One may not know of Chopin, Bach, Schubert, Vivaldi, Beethoven and other composers beyond their names. One may not know a note of Western classical music, orchestras, waltzes and so on. But one can be deeply impacted by the music composed and orchestrated by the music director duo of Alexandre Guerra and Felipe de Souza. The violin teacher in this film who is a social misfit and suffers from nervous pangs at a critically decisive audition, finds himself as a saviour of lost souls in the slums of Sao Paolo whose young lives he turns around, unwittingly, through his teaching him the beauty of music.
 
The film is inspired from the true story of the Baccarelli Institute and the play Acorda Brasil by Antonio Ermino de Moraes. It illustrates the transforming power of music both for the teacher and for his batch of socially marginalised and disturbed students who live in a slum.
 
The Passion of Augustine on the other hand, screened in International Competition and directed by Lea Pool of Canada, uses the backdrop of the “Quiet Revolution” in Canada which was a period of socio-political and cultural change to narrate the story of a dedicated by extreme disciplinarian Mother Augustus, the principal of a small convent music school and her evolving relationship with her music students.
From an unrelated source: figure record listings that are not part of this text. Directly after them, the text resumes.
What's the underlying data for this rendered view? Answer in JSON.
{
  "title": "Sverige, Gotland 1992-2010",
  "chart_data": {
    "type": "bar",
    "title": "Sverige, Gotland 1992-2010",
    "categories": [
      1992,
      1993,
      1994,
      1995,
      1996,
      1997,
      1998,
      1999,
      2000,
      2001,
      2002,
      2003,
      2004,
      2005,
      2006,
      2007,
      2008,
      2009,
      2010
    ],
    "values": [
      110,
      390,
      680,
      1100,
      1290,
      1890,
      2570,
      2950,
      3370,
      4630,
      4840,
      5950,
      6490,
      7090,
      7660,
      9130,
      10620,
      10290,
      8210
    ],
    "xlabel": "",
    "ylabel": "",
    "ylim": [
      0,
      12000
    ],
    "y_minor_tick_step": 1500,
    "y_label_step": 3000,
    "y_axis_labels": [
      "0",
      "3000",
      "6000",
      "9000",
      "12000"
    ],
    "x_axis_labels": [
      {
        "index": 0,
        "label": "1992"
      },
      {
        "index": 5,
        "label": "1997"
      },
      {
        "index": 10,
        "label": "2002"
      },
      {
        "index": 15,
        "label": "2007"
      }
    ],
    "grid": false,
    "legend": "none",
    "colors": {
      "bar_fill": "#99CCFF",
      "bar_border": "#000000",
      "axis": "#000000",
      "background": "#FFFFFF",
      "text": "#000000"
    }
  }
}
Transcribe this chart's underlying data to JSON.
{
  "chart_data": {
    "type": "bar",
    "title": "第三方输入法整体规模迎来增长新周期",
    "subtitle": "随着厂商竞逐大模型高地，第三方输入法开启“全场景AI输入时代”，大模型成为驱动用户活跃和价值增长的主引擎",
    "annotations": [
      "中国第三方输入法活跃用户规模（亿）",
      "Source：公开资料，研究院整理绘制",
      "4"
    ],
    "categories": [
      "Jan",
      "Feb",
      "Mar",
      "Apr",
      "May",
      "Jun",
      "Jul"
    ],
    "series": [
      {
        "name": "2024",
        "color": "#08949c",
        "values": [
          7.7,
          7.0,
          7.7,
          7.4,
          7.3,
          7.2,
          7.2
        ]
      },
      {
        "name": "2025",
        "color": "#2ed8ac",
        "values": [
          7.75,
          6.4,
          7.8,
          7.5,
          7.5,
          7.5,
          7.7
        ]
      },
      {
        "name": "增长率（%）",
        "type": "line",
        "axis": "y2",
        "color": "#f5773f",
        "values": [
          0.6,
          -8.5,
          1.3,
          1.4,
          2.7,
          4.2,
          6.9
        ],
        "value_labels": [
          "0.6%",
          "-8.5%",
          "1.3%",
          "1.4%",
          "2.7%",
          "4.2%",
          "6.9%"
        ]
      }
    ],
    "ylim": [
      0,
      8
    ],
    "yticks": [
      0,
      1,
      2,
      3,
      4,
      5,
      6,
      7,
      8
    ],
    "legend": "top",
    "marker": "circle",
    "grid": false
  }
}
The entire film unfolds against the backdrop of the music lessons, the music practice sessions, the music concerts intercut with some students wanting to break away from the discipline which suddenly takes a complete twist when the socio-cultural revolution demands a change in the very cloistered habit the nuns wear.
 
The performances, the relationships between and among the students of the convent and with their Catholic sisters and mothers in the same convent, are woven beautifully with classical piano works and at least one vocal tribute to Schubert which is performed as a girl’s choir.
 
Indian films like films from other parts of Asia such as Sri Lanka, Bangladesh and Pakistan use music because music forms an integral part of the country’s national and cultural identity. Therefore, the use and positioning of music in the films of these countries is influenced more as a bridge when the script runs out of dialogue, as a time-bridge between childhood and adulthood, as an entertainment factor or as a means to an end rather than an end unto itself. The result is that in most films of these countries, music becomes a dominating factor at times and dominates the narrative instead of complementing it and/or enriching it.
 
Sarmad Sultan Khusat’s Manto, where the director also plays the title role is a Pakistani film which is a fictional biopic on the famous writer Sadat Hasan Manto. This film uses music economically and creatively but uses it much more and more often than the film actually needed the music as it is the biopic of a writer and not a music maestro. Elizabeth Ekadashi directed by Paresh Mokashi, an Indian feature film in Marathi that has won two National Awards, uses the excuse of the pilgrimage town of Pandharpur in Maharashtra to put in as many songs and as loud music as possible to detract from the interesting characterisations of the two kids instead of focussing on their antics. The power of silence, in effect, remains unexplored.